Bite Apple

One Last Bite at the Apple

In 1999, Adam Morgan published Eating the Big Fish: How Challenger Brands Can Compete Against Brand Leaders, a manifesto on winning in the face of superior competition. Big Fish was about taking on the market leader despite limited resources; it was about making your own rules; it was about redefining the terms by which a product category should be judged.

Big Fish offered an alternative path to the top. In every market, Morgan argued, the leader was already entrenched, his inertia impossible to overcome by brute force, and his war chest overflowing with resources. The only path to market share, Morgan warned, was to win the battle for mindshare, and the context of that conflict would be defined in terms of thought leadership – with ideas that truly added value.

Morgan outlined eight “credos” of Challenger Brands. And though he illustrated his work with examples of many companies in many markets, the book was, more than any other, the story of one man – Steve Jobs.

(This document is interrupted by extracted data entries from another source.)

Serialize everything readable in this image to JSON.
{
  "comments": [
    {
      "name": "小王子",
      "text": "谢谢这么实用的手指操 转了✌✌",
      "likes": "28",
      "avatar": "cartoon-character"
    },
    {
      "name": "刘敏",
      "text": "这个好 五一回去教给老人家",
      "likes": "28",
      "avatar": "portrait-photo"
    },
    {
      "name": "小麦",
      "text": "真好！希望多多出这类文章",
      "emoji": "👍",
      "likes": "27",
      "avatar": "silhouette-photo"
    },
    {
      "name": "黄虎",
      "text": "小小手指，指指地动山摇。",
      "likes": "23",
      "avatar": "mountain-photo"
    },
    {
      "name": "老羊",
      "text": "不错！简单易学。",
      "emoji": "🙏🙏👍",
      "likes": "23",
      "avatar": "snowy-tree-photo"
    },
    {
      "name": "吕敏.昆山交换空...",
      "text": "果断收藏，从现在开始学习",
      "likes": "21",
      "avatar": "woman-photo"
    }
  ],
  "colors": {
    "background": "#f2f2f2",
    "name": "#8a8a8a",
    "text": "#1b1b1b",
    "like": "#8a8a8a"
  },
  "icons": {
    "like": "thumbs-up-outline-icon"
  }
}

So it seems only fitting, in the context of Jobs’ passing, to revisit Big Fish, reflecting on the life of a gifted competitor. For in the end, the future of Apple will be defined not by Steve Jobs, but by the organization’s ability to sustain his vision, and to continue to redefine their markets through the eight principles explained in Morgan’s book:

  1. Intelligent Naivety. By deliberately forgetting what they already “know,” Challenger Brands free themselves to see their opportunities anew, to identify the core issues facing their brand or their organization, to redefine their businesses and to choose and shape the criteria by which they will be judged in the marketplace.
  2. Lighthouse Identity. Challenger Brands have a clear sense of who they are, and they project that identity intensely. Driven by self-confidence, they encourage the world to navigate by them, by their standards. They expend their marketing energies simply to tell us where they stand. They are intrusive, they stand on a brand or truth that is inarguable, they are over-engineered to over-perform, and they build strong emotional relationships with their markets.
  3. Thought Leadership. Challenger Brands are the brands that everyone is talking about. They gain momentum by portraying themselves differently, by encountering the market in new locations, and by changing the definitions of performance.
  4. Symbols of Re-evaluation. Challenger Brands move swiftly and powerfully to capture the consumer’s imagination, with dramatic acts that become symbols – icons of change. They communicate emotion with powerful juxtapositions that force consumers to rethink their assumptions about a category.
  5. Sacrifice. Because Challengers often have fewer resources than the Market Leader, they make tough choices between what to do and what to sacrifice. This improves their focus by eliminating the distractions created by having options.
  6. Over-commitment. By sacrificing all other options, Challenger Brands force themselves into a posture of desperation. When failure is no longer an option, the only way out is to overcommit.
  7. Social Culture. Challenger Brands leverage their communications to create a social folklore. They risk offending large segments of the traditional market to establish social prominence. They transcend the normal discussions about consumer preferences by creating a mythology about their brands, motivating consumers to communicate on their behalf.
  8. Idea-centricity. Challenger Brands do not measure their success through immediate growth in sales and revenues, but on momentum gained for their ideas. Their equity comes from a confidence on the part of the consumer that the brand is making a run in its category. Rather than promising the consumer a sense of belonging to an established community, Challengers offer the ability to be different, to be ahead of the curve.

These eight simple concepts are no more enlightening today than when they were first published – just more poignant in the context of our recent loss. They endure to reassure us of opportunity in overcrowded markets. The real challenge for Apple, and for a generation of competitors, will not be to prevail in the face of competition, but to live up to the example set by Mr. Jobs.